What he found was a non-profit concern hemorrhaging on the bottom line to the tune of $153 million in fiscal 1986. Schaeffer quickly cut the payroll almost in half to 3,500 people. Perhaps most important, he refocused the business, converting it from a traditional indemnity insurer to a managed-care provider.

“I was not greeted with a great deal of glee,” says Schaeffer, 48, Blue Cross chairman and CEO.

Even so, the shakeup has been a resounding success. “The turnaround job Schaeffer did was nothing short of amazing,” says Todd Richter, senior vice president with Dean Witter Reynolds in New York. “And he did it while under attack from the best of the California health-care hunch: Kaiser Permanente, FHP, PacifiCare, TakeCare.”

Net income last year slipped 10.9 percent to $220 million. But administrative costs stood at 11 percent of total premiums, compared with 16.7 percent when Schaeffer took over. Managed care comprises 95 percent of Blue Cross’ business, compared with 25 percent in 1987. Seeking access to new capital and expanded markets, Schaeffer and his team incorporated a managed-care subsidiary in 1992, WellPoint Health Networks, the largest publicly traded health-care company in the state. Schaeffer raised $517 million by selling 19.5 million WellPoint shares-equivalent to a 20 percent stake in the company.

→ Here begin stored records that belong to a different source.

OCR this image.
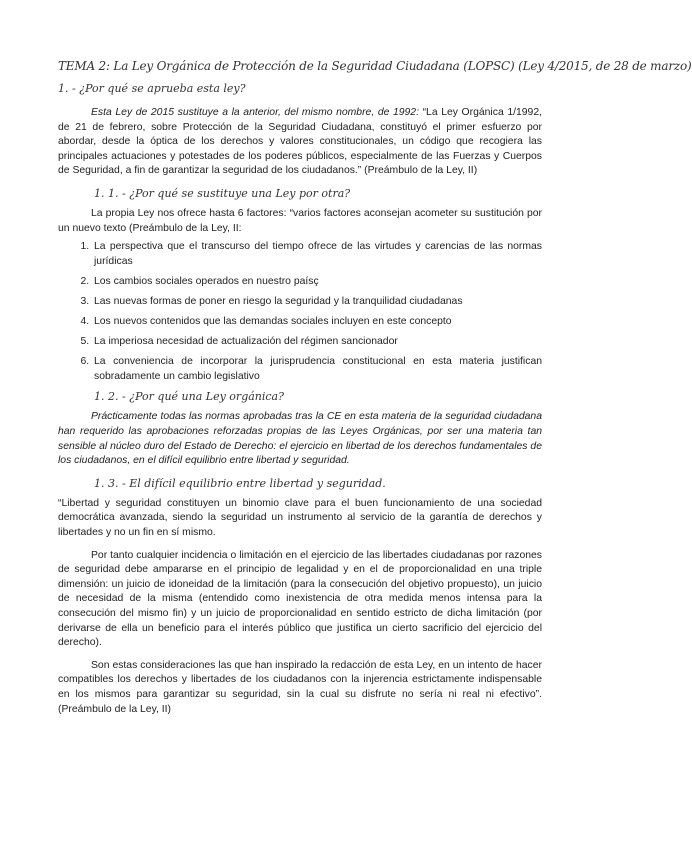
TEMA 2: La Ley Orgánica de Protección de la Seguridad Ciudadana (LOPSC) (Ley 4/2015, de 28 de marzo)
1. - ¿Por qué se aprueba esta ley?

Esta Ley de 2015 sustituye a la anterior, del mismo nombre, de 1992: “La Ley Orgánica 1/1992, de 21 de febrero, sobre Protección de la Seguridad Ciudadana, constituyó el primer esfuerzo por abordar, desde la óptica de los derechos y valores constitucionales, un código que recogiera las principales actuaciones y potestades de los poderes públicos, especialmente de las Fuerzas y Cuerpos de Seguridad, a fin de garantizar la seguridad de los ciudadanos.” (Preámbulo de la Ley, II)

1. 1. - ¿Por qué se sustituye una Ley por otra?

La propia Ley nos ofrece hasta 6 factores: “varios factores aconsejan acometer su sustitución por un nuevo texto (Preámbulo de la Ley, II:

1. La perspectiva que el transcurso del tiempo ofrece de las virtudes y carencias de las normas jurídicas
2. Los cambios sociales operados en nuestro paísç
3. Las nuevas formas de poner en riesgo la seguridad y la tranquilidad ciudadanas
4. Los nuevos contenidos que las demandas sociales incluyen en este concepto
5. La imperiosa necesidad de actualización del régimen sancionador
6. La conveniencia de incorporar la jurisprudencia constitucional en esta materia justifican sobradamente un cambio legislativo
1. 2. - ¿Por qué una Ley orgánica?

Prácticamente todas las normas aprobadas tras la CE en esta materia de la seguridad ciudadana han requerido las aprobaciones reforzadas propias de las Leyes Orgánicas, por ser una materia tan sensible al núcleo duro del Estado de Derecho: el ejercicio en libertad de los derechos fundamentales de los ciudadanos, en el difícil equilibrio entre libertad y seguridad.

1. 3. - El difícil equilibrio entre libertad y seguridad.

“Libertad y seguridad constituyen un binomio clave para el buen funcionamiento de una sociedad democrática avanzada, siendo la seguridad un instrumento al servicio de la garantía de derechos y libertades y no un fin en sí mismo.

Por tanto cualquier incidencia o limitación en el ejercicio de las libertades ciudadanas por razones de seguridad debe ampararse en el principio de legalidad y en el de proporcionalidad en una triple dimensión: un juicio de idoneidad de la limitación (para la consecución del objetivo propuesto), un juicio de necesidad de la misma (entendido como inexistencia de otra medida menos intensa para la consecución del mismo fin) y un juicio de proporcionalidad en sentido estricto de dicha limitación (por derivarse de ella un beneficio para el interés público que justifica un cierto sacrificio del ejercicio del derecho).

Son estas consideraciones las que han inspirado la redacción de esta Ley, en un intento de hacer compatibles los derechos y libertades de los ciudadanos con la injerencia estrictamente indispensable en los mismos para garantizar su seguridad, sin la cual su disfrute no sería ni real ni efectivo”. (Preámbulo de la Ley, II)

But the restructuring has thrust Blue Cross into the regulatory spotlight. Because the transaction allowed the parent company to circumvent a law requiring non-profit organizations to reimburse the state if they convert to for-profit status, Blue Cross promised up front to increase its “public benefit” activities, including charitable donations, by an undefined amount. The precise sum is under negotiation.

A Blue Cross spokesman ascribes some of the differences between company and state to the restructuring’s groundbreaking status. “We were the first Blue plan to do something like that,” says CEO Schaeffer. “Initially we were seen as the Western crazy people, but now others wish to emulate us.”